这就是她要在萧府立足的根本——不是靠萧衍的宠爱,不是靠沈家的势力,而是靠她自己。
当夜,萧衍没有回正房。
沈鸢不用打听就知道他去了哪里——客院。周婉宁有了身孕,他自然要去陪着。青萝来报这个消息的时候,脸色很难看,嘴唇抿成了一条线,眼眶都红了。
“小姐,大少爷他……他太过分了。您是正室夫人,他连正房都不回,就在客院那边守着,这让府里的人怎么看您?”

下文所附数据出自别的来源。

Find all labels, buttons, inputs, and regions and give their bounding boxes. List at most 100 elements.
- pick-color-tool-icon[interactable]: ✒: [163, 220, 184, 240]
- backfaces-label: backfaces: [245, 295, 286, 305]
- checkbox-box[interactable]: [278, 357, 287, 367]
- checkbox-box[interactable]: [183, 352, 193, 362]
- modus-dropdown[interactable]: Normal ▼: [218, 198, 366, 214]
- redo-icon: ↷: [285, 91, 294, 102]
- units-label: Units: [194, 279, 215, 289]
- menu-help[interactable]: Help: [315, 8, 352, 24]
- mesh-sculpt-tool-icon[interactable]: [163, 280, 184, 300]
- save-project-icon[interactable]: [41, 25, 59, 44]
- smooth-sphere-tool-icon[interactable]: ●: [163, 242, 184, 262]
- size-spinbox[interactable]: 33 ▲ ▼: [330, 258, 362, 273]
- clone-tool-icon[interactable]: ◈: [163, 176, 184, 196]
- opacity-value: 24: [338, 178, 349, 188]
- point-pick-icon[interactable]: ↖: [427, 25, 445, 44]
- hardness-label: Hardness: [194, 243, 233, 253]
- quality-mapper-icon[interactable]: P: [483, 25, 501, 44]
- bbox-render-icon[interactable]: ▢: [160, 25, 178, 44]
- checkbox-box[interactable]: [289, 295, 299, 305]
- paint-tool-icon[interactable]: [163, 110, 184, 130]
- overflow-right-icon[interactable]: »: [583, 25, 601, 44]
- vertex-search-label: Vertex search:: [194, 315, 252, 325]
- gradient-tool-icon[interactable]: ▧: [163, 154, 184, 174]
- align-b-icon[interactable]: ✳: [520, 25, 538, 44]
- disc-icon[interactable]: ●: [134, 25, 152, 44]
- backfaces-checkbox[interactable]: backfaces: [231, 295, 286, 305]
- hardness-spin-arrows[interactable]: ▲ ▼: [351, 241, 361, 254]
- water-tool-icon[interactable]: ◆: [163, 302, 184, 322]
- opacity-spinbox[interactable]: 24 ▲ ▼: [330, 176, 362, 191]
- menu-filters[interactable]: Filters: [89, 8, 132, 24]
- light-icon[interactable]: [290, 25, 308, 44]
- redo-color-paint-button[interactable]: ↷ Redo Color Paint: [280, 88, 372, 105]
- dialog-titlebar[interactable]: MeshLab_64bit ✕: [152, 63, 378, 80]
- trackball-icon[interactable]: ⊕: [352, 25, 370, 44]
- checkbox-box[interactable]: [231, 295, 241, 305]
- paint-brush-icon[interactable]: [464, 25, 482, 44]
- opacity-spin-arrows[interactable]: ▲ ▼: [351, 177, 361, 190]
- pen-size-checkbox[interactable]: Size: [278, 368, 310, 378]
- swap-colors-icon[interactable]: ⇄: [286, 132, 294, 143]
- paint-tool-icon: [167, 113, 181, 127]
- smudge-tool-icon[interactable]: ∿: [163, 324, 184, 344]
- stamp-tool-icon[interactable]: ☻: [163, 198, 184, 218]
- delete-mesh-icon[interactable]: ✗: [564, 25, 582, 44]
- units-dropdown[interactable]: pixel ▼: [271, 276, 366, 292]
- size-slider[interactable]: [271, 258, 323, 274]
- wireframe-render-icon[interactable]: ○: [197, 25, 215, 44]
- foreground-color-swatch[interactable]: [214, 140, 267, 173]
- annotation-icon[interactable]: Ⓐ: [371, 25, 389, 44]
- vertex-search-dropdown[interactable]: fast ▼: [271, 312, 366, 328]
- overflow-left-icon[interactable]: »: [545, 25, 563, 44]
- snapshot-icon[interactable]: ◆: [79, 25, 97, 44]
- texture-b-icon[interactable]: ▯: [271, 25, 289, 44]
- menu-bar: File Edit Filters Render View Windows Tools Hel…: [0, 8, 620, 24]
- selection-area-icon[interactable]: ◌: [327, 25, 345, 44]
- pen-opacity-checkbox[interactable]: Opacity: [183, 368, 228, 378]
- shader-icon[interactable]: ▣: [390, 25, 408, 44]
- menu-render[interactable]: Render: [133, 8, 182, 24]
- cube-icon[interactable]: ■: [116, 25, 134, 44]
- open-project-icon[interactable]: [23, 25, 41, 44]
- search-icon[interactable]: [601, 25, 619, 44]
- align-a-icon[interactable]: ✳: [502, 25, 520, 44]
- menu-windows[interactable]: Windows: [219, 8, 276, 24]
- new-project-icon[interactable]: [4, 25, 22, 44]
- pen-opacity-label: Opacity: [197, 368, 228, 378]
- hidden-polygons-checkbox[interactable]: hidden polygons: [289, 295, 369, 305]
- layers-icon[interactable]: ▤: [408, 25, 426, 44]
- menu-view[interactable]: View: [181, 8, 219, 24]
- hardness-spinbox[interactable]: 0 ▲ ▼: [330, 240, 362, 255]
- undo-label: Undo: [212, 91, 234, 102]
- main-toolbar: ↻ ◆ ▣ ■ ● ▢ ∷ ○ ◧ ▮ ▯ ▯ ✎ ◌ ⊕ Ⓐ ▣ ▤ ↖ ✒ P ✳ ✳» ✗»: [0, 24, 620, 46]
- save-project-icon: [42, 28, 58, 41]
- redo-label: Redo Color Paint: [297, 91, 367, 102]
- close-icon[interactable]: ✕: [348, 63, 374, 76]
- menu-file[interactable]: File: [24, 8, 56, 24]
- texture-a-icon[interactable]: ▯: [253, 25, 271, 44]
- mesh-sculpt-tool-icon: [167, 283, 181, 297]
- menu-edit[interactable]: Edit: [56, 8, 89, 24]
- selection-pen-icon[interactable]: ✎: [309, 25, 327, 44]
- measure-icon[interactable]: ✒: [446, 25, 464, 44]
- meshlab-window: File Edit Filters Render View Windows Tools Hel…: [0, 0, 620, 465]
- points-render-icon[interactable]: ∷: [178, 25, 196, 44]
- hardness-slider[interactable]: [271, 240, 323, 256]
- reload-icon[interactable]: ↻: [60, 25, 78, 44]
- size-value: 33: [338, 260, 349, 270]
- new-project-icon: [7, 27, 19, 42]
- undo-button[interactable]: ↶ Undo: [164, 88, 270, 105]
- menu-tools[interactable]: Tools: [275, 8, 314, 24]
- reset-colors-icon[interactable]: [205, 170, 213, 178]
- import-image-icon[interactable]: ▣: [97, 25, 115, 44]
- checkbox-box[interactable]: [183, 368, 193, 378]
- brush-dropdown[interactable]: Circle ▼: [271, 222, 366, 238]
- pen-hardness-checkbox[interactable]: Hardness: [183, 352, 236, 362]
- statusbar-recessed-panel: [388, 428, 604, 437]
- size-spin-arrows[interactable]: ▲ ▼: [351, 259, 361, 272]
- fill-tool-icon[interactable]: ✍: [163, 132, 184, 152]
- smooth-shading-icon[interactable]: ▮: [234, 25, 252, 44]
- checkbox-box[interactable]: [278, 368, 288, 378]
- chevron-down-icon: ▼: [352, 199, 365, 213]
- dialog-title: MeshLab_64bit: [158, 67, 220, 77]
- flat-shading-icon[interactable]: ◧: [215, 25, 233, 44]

沈鸢正在卸妆,听了这话,手上的动作微微一顿,随即继续取耳坠。
“怎么看?”她对着铜镜里青萝的脸笑了笑,“觉得我可怜?觉得我好欺负?觉得我不如周婉宁?”
青萝咬着唇,没有说话。
沈鸢将耳坠放进妆奁,转过身,看着青萝,目光平静得不像是一个被丈夫冷落的妻子。
“青萝,你知道什么是最可怕的报复吗?”
青萝摇摇头。
“不是把仇人杀了,也不是把仇人踩在脚下。”沈鸢的声音很轻,轻得像是从很远的地方飘来,“而是在仇人最得意的时候,亲手把他推上最高处,让他觉得一切都尽在掌握,然后——在他最没有防备的时候,把他脚下的台阶,一块一块地拆掉。”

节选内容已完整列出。